MADISON, Wis. (AP) — A bipartisan Wisconsin legislative task force reversed course Wednesday by recommending the faster release of money for a suicide-prevention hotline after it had initially called on the Legislature to pass a bill to award the money, which would take much longer.

The fight over the $110,000 annual grant has broken down over partisan lines, even as Democrats and Republicans on the suicide-prevention task force managed to agree on various other recommendations meant to reduce the number of suicides in Wisconsin.

Democrats — including four who served on the task force — said the group’s recommendations weren’t meaningful because they didn’t include the adoption of a “red flag” law that would let judges temporarily take away firearms from people deemed to be suicidal or a risk to others.

Democrats argue keeping guns away from suicidal people would make it more difficult for them to kill themselves.

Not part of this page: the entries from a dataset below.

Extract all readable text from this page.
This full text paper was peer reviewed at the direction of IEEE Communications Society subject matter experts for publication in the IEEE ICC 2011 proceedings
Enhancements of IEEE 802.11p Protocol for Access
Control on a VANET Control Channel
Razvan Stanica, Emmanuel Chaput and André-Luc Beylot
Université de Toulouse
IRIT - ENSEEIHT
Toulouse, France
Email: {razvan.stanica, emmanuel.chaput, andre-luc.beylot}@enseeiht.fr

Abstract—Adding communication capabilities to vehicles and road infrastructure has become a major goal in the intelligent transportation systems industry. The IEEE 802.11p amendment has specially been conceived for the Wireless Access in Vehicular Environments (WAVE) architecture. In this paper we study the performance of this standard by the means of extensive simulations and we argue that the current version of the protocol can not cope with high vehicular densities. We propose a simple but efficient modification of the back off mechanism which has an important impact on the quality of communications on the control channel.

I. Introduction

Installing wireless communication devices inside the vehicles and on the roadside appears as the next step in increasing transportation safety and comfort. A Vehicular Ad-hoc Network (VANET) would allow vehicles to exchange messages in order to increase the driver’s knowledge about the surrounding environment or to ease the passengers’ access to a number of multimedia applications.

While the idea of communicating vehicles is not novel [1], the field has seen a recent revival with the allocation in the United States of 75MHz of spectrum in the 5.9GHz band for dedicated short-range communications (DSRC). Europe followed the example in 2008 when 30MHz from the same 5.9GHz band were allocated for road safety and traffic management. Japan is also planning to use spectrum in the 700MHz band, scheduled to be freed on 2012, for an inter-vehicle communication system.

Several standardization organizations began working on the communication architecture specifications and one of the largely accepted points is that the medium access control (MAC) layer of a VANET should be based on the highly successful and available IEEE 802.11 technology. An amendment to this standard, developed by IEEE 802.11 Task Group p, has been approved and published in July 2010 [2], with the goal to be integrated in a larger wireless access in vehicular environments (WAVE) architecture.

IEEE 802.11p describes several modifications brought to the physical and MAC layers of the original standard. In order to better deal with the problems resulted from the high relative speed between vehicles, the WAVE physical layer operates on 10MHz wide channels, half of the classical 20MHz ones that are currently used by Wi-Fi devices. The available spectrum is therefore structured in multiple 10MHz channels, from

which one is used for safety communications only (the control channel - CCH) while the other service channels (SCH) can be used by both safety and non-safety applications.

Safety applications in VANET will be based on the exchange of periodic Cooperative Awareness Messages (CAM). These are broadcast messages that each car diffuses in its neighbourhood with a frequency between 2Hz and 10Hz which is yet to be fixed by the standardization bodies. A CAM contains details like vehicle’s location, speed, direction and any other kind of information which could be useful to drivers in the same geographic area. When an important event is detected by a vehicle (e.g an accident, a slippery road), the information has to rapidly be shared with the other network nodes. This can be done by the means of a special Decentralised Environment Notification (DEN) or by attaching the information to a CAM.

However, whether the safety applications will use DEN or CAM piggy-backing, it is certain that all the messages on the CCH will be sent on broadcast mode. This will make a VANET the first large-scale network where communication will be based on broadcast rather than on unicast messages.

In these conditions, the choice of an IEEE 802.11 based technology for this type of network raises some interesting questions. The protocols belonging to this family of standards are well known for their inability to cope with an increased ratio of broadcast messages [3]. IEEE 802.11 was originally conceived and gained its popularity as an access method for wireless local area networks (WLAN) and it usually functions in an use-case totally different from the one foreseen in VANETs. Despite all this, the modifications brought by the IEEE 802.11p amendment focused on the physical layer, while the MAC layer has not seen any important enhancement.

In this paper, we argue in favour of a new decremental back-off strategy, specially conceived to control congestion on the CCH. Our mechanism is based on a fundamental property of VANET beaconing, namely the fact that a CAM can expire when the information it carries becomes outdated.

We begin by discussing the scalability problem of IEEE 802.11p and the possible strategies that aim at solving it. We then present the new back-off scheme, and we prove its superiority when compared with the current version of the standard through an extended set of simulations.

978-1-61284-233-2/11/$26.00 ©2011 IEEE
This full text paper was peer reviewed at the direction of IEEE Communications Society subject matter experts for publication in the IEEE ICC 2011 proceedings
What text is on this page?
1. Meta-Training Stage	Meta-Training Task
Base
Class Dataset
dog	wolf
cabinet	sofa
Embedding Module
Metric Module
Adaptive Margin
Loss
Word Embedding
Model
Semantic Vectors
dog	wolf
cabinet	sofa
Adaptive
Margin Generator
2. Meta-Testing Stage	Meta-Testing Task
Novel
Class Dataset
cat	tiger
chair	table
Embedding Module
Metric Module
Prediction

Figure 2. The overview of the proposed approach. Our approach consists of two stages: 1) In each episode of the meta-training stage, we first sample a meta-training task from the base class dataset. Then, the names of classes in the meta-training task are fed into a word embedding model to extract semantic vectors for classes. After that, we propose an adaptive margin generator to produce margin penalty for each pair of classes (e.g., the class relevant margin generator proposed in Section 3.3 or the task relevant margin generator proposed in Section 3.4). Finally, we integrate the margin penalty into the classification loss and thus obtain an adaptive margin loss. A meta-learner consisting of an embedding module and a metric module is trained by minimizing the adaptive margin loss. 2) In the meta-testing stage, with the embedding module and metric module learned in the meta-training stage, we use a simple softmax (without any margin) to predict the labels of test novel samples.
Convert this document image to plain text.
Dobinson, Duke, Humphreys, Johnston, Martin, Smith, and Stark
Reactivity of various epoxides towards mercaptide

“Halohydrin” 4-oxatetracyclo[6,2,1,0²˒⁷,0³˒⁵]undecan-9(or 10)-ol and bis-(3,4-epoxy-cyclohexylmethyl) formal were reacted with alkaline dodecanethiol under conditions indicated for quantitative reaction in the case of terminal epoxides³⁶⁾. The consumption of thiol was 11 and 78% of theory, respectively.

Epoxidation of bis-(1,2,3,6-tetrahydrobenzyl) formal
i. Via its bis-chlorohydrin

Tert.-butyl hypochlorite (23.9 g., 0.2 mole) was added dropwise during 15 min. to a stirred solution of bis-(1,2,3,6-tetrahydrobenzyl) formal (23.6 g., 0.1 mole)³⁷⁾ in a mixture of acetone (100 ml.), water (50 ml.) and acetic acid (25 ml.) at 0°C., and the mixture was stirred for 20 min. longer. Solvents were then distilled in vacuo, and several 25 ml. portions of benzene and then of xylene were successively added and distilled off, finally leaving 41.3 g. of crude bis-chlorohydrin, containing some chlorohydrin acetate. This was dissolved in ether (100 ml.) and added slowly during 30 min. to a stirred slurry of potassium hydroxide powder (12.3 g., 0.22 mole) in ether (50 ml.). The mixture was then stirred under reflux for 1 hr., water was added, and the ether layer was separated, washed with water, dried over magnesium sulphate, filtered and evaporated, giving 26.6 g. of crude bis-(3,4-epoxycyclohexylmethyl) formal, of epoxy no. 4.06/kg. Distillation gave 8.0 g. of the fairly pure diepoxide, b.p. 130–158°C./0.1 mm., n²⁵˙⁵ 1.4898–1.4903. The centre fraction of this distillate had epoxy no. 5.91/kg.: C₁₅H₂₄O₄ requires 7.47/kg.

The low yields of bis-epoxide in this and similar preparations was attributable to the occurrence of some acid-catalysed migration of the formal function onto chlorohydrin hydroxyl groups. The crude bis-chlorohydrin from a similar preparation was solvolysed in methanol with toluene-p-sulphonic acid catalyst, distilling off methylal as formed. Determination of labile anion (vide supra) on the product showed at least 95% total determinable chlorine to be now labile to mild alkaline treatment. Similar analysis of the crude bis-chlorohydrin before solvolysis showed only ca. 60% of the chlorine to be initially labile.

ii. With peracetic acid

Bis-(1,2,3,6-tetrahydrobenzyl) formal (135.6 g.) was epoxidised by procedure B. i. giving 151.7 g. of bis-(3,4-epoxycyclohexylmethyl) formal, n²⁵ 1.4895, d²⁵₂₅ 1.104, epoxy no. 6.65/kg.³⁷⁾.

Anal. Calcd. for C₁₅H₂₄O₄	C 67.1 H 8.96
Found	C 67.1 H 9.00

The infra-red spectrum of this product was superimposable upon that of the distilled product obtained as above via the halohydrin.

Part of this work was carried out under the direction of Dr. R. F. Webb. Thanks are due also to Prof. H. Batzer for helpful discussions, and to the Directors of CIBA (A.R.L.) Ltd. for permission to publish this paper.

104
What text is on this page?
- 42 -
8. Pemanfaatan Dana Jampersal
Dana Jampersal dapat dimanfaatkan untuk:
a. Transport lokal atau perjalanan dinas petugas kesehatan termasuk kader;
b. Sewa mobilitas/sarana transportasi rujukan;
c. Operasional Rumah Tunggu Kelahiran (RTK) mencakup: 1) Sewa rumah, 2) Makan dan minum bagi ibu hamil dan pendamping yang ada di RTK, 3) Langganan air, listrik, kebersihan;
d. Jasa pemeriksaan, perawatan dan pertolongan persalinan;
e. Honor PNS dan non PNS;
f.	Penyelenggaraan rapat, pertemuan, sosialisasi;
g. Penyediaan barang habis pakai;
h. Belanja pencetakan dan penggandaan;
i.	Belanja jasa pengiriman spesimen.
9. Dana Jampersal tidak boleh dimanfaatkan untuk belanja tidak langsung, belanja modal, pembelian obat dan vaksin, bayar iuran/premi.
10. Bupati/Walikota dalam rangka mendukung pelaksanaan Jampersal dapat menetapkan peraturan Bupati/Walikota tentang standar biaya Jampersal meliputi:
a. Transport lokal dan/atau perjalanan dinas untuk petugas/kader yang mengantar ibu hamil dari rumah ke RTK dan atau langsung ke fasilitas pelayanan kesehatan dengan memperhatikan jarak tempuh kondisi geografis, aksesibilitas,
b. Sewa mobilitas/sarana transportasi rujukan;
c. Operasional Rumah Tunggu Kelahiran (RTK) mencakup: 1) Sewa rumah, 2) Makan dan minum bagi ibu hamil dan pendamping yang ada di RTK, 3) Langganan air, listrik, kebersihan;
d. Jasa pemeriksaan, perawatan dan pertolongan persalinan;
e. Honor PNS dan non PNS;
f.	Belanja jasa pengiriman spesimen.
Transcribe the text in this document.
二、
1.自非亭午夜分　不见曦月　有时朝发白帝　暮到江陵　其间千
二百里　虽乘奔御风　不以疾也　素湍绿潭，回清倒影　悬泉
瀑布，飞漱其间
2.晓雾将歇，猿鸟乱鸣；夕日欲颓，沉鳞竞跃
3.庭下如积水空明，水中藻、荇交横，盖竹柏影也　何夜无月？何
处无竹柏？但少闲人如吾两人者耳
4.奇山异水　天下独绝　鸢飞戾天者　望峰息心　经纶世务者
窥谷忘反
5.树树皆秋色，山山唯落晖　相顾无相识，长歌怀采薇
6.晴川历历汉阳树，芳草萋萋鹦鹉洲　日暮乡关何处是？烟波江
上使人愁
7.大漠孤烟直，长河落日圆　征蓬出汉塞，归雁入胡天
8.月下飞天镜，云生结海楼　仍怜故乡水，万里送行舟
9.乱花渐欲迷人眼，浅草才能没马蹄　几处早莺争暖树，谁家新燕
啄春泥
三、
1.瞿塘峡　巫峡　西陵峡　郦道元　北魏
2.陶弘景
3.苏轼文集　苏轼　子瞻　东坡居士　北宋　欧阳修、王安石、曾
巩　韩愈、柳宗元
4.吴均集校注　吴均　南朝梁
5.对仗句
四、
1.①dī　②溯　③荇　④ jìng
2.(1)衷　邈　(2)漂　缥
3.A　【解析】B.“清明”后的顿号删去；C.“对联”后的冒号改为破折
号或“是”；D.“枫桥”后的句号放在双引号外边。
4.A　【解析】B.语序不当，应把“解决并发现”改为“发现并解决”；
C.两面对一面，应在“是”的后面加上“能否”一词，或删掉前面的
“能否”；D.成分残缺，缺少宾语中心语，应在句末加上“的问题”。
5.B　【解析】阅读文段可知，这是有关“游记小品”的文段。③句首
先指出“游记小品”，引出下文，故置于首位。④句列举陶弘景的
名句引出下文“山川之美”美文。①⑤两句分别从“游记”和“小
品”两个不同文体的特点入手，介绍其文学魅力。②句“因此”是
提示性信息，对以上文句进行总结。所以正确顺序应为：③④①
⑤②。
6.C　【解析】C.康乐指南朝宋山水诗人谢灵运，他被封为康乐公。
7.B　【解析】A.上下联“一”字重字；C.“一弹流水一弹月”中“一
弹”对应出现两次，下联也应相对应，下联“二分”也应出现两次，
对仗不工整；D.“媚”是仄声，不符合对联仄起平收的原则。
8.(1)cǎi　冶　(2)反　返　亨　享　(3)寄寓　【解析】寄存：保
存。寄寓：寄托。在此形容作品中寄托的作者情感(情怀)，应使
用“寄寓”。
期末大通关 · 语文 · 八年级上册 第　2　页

Between 2013 and 2017, guns were used in 49% of Wisconsin suicides, according to the state Department of Health Services.

Republicans are opposed to the adoption of a “red flag” law, saying it would infringe on people’s Second Amendment rights.

“The bottom line is that indefensible adherence to extreme ideology on gun violence is a bigger priority for Republicans than reducing the number of suicides,” Democratic Assembly Minority Leader Gordon Hintz said.

The fight over money for the suicide-prevention line angered Republican Assembly Majority Leader Jim Steineke.

“It doesn’t really surprise me anymore that Wisconsin Democrats take a bipartisan task force and utilize it for partisan purposes,” he said. “Instead of rallying around the things we agree on and moving most things forward, they choose to utilize this task force for partisan political purposes.”

The money was included in the state budget passed by the Republican-controlled Legislature and signed into law by Democratic Gov. Tony Evers in July. It would help pay for the privately operated Suicide Hopeline, run by the nonprofit Center for Suicide Awareness based in Kaukauna, which is in Steineke’s district. It would provide immediate help to people who are emergency situations through the use of text messages.

Even though the grant money was in the state budget, it couldn’t be awarded without the Legislature’s GOP-controlled budget committee’s agreeing to release it.

Republican leaders refused to do that, saying they were waiting for recommendations from the task force called together by Republican Assembly Speaker Robin Vos.

However, the recommendation as changed in the final report, which members of the task force presented at a news conference on Wednesday morning. The group is now asking for the budget committee to release the money, as Democrats had long called for.

Rep. Steve Doyle, the Democratic vice-chair of the task force, said the decision to change course was made on Tuesday. Steineke said the changes had been discussed for about a week. Republicans wanted to tie the release of the grant to new reporting requirements, which he said lawmakers initially thought could only be done by passing a bill. But Steineke said those requirements can be imposed by the budget committee when it releases the money.

The political fight over the grant money threatened to take attention away from other recommendations to spend roughly $1 million on suicide prevention in Wisconsin.

Other recommendations from the task force call for setting up a suicide-prevention program that would be housed at the Department of Health Services; spending $250,000 a year on grants to local government and private groups; and awarding $500,000 to high schools to support suicide-prevention programs.